En ce qui a trait au contenu des Lois de l’ALE et de l’ALENA, les avocats des parties les interprètent de façon diamétralement opposée. L’avocat des demandeurs soutient que bon nombre des dispositions n’auraient aucun sens si les accords ne faisaient pas partie de la législation canadienne. En revanche, l’avocat des défendeurs soutient que les mêmes dispositions ou d’autres dispositions indiquent que telle n’était pas l’intention du législateur[20]. En outre, l’effet de « l’approbation » de deux accords par le Parlement (voir les articles 8 et 10, précités) est ambigu. En l’absence d’une loi de mise en œuvre adoptée par le Parlement ou par une assemblée législative provinciale, un accord international qui est signé par le Canada lie celui-ci à l’échelle internationale, mais ne serait pas exécutoire devant les tribunaux de notre pays. Quelle était donc l’intention du Parlement lorsqu’il a « approuvé » les accords sans déclarer qu’ils faisaient partie de notre législation nationale[21]?

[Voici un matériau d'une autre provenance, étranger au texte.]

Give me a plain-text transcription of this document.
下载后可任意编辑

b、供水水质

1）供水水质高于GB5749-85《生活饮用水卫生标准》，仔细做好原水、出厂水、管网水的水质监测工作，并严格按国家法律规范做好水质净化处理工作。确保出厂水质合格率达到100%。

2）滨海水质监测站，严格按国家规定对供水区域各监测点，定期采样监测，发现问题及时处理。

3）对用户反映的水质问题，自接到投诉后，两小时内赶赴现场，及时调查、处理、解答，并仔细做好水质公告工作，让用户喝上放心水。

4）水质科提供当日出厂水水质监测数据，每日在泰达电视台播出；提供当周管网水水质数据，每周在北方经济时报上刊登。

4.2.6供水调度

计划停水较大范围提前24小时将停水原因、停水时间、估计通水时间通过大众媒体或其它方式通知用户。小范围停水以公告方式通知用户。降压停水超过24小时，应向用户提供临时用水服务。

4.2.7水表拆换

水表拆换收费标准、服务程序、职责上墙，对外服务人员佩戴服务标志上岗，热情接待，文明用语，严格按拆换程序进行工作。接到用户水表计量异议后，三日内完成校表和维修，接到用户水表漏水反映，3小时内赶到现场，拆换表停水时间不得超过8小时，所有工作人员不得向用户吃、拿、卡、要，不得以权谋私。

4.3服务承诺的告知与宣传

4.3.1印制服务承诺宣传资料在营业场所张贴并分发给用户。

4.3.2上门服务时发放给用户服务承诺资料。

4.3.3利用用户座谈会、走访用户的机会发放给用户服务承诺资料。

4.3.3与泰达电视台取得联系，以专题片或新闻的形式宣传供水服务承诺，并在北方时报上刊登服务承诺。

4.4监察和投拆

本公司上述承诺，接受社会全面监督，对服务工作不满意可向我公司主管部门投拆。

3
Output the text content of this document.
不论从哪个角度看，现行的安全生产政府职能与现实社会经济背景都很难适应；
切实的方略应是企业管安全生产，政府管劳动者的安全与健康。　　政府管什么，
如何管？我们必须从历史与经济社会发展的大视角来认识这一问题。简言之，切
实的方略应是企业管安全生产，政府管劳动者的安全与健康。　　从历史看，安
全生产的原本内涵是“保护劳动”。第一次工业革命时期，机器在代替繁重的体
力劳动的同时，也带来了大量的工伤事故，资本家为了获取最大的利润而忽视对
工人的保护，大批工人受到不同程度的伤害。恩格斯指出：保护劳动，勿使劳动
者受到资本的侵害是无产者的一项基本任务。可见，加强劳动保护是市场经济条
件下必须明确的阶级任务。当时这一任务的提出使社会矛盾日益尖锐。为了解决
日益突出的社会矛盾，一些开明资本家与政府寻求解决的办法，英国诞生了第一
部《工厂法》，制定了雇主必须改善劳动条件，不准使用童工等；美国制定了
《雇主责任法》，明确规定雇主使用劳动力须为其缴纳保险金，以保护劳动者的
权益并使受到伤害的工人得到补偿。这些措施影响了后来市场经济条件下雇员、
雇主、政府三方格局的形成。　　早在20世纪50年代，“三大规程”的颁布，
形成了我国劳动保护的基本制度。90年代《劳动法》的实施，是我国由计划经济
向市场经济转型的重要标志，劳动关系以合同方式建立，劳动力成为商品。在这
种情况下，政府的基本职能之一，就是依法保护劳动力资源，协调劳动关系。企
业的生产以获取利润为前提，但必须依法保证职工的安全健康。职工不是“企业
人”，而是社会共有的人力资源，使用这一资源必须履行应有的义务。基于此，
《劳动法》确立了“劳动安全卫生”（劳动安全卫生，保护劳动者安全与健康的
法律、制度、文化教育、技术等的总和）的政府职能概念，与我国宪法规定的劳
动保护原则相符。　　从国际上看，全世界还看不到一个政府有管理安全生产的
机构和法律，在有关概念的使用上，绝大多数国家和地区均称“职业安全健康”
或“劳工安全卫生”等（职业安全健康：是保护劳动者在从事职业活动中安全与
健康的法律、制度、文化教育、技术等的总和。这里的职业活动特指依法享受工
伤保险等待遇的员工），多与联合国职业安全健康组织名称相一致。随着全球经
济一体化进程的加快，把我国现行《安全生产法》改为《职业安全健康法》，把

Après avoir examiné attentivement les arguments des avocats, j’en suis arrivée à la conclusion que la question de savoir si l’ALE et l’ALENA font partie de la législation canadienne est une question qui n’est pas nécessaire et qui n’est peut-être pas pertinente. Il est indéniable que certaines parties des accords font partie de la législation nationale. Au même moment, même si cette conclusion était tirée pour l’ensemble du texte des accords, ceux-ci ne seraient pas pour autant exécutoires devant les tribunaux nationaux de notre pays. La question qu’il faut se poser est celle de savoir quelle est la façon d’obtenir réparation en cas de violation des accords.

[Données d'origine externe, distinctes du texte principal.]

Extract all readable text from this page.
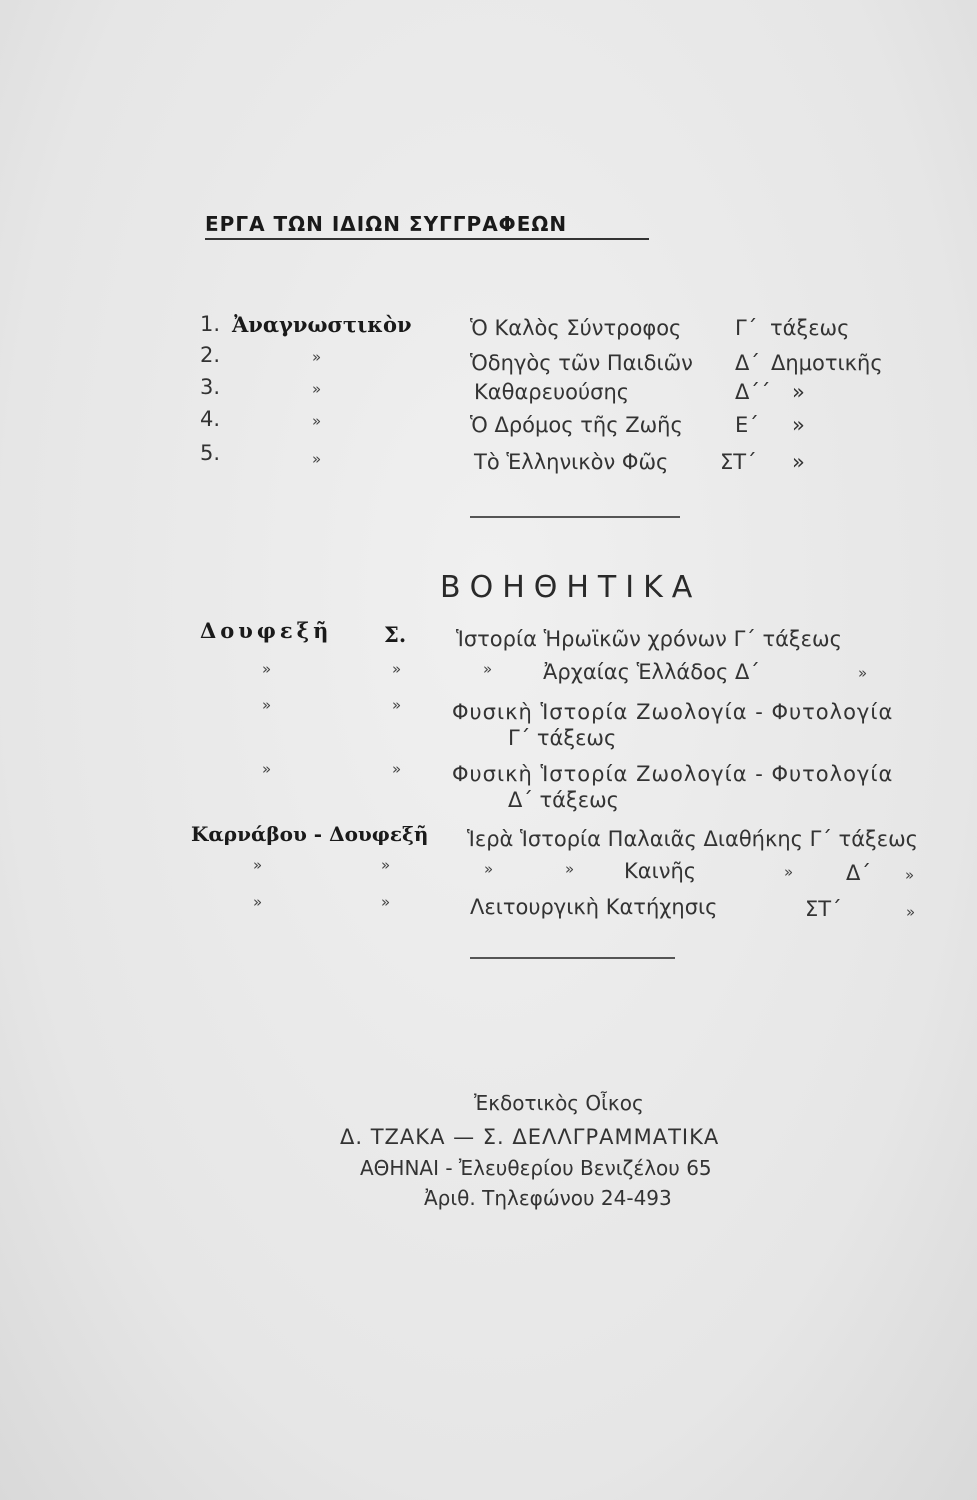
ΕΡΓΑ ΤΩΝ ΙΔΙΩΝ ΣΥΓΓΡΑΦΕΩΝ
1. Ἀναγνωστικὸν	Ὁ Καλὸς Σύντροφος	Γ΄ τάξεως
2.	»	Ὁδηγὸς τῶν Παιδιῶν Δ΄ Δημοτικῆς
3.	»	Καθαρευούσης	Δ΄΄ »
4.	»	Ὁ Δρόμος τῆς Ζωῆς Ε΄ »
5.	»	Τὸ Ἑλληνικὸν Φῶς ΣΤ΄ »
ΒΟΗΘΗΤΙΚΑ
Δουφεξῆ Σ. Ἱστορία Ἡρωϊκῶν χρόνων Γ΄ τάξεως
»	»	» Ἀρχαίας Ἑλλάδος Δ΄	»
»	» Φυσικὴ Ἱστορία Ζωολογία - Φυτολογία
Γ΄ τάξεως
»	» Φυσικὴ Ἱστορία Ζωολογία - Φυτολογία
Δ΄ τάξεως
Καρνάβου - Δουφεξῆ Ἱερὰ Ἱστορία Παλαιᾶς Διαθήκης Γ΄ τάξεως
»	»	»	» Καινῆς	»	Δ΄ »
»	»	Λειτουργικὴ Κατήχησις	ΣΤ΄	»
Ἐκδοτικὸς Οἶκος
Δ. ΤΖΑΚΑ — Σ. ΔΕΛΛΓΡΑΜΜΑΤΙΚΑ
ΑΘΗΝΑΙ - Ἐλευθερίου Βενιζέλου 65
Ἀριθ. Τηλεφώνου 24-493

c)         Compétence de la Cour—dispositions prohibitives

Les deux lois renferment des dispositions appelées dispositions prohibitives. Voici le texte de l’article 5 de la Loi de l’ALE :

5. Le droit de poursuite, relativement aux droits ou obligations uniquement fondés sur la partie I, ses règlements d’application ou l’Accord, ne peut être exercé par quiconque sans le consentement du procureur général du Canada. [Non souligné dans l’original.]

L’article 6 de la Loi de l’ALENA prévoit ce qui suit :

6. (1) Le droit de poursuite, relativement aux droits et obligations uniquement fondés sur la partie I ou ses règlements ou décrets d’application, ne peut être exercé qu’avec le consentement du procureur général du Canada.

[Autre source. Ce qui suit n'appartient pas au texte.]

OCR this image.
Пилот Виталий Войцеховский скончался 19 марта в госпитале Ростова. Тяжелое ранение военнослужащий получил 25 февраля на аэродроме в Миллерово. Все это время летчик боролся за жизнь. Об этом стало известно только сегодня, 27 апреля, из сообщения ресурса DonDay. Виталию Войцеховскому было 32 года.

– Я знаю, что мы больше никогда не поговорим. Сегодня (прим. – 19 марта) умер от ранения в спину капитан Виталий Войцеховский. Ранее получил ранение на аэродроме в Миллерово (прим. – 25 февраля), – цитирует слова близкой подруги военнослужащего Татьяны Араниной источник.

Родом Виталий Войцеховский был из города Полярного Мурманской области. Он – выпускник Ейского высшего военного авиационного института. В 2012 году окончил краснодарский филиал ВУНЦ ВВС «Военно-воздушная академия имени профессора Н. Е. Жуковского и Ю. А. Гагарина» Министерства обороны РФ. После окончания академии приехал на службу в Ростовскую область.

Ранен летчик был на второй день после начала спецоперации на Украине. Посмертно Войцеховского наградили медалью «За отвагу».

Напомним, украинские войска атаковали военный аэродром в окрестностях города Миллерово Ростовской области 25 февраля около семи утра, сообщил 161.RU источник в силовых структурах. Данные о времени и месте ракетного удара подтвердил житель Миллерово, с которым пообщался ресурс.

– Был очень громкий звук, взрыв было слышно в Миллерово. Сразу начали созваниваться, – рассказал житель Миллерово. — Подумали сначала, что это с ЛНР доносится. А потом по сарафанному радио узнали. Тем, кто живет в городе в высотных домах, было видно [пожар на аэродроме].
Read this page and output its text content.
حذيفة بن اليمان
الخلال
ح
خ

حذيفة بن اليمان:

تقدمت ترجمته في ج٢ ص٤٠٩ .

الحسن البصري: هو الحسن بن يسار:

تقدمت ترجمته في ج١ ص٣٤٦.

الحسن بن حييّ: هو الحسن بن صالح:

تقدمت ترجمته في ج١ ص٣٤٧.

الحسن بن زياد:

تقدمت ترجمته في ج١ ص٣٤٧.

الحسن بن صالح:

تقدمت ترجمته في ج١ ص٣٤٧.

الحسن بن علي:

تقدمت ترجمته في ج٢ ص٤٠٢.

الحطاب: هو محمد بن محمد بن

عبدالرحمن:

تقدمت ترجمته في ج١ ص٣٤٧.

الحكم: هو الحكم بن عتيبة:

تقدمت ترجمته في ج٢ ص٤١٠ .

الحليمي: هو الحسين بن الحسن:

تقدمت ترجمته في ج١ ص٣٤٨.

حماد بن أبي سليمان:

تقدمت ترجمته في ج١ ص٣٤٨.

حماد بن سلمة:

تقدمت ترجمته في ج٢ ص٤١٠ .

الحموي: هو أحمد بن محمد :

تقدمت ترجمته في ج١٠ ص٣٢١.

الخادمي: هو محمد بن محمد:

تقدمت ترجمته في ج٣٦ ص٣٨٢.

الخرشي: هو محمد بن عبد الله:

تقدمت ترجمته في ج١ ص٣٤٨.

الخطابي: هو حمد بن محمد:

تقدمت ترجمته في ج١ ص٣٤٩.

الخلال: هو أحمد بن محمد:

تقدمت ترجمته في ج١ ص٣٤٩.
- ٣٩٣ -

(2) Sauf cas prévus à la section B du chapitre II de l’Accord, le droit de poursuite, relativement aux droits et obligations uniquement fondés sur l’Accord, ne peut être exercé qu’avec le consentement du procureur général du Canada. [Non souligné dans l’original.]

L’avocat des demandeurs estime que, même si ces dispositions interdisent à la Cour d’examiner une demande de réparation fondée uniquement sur les accords respectifs, la demande en l’espèce n’est pas une demande de cette nature. Les accords commerciaux ne sont cités que pour interpréter la portée du pouvoir du ministre. L’avocat invoque les accords commerciaux pour interpréter des dispositions législatives ambiguës, en l’occurrence, les différentes dispositions de la Loi sur la protection des pêches côtières, de la Loi sur les pêches ainsi que des règlements connexes susmentionnés. L’avocat se fonde sur les dispositions de l’ALE et de l’ALENA pour soutenir que le ministre n’a pas la compétence voulue pour refuser d’accorder des licences pour les raisons qu’il a invoquées et qu’il a tenu compte de facteurs non pertinents lorsqu’il a assorti les permis de pêche des conditions en question. Selon l’avocat, les accords sont utilisés de la même façon que les tribunaux canadiens ont toujours utilisé les règles de droit international, lorsqu’elles ne font pas directement partie du droit national canadien, pour interpréter les lois et règlements nationaux de façon à assurer dans la mesure du possible le respect des obligations internationales du Canada[22].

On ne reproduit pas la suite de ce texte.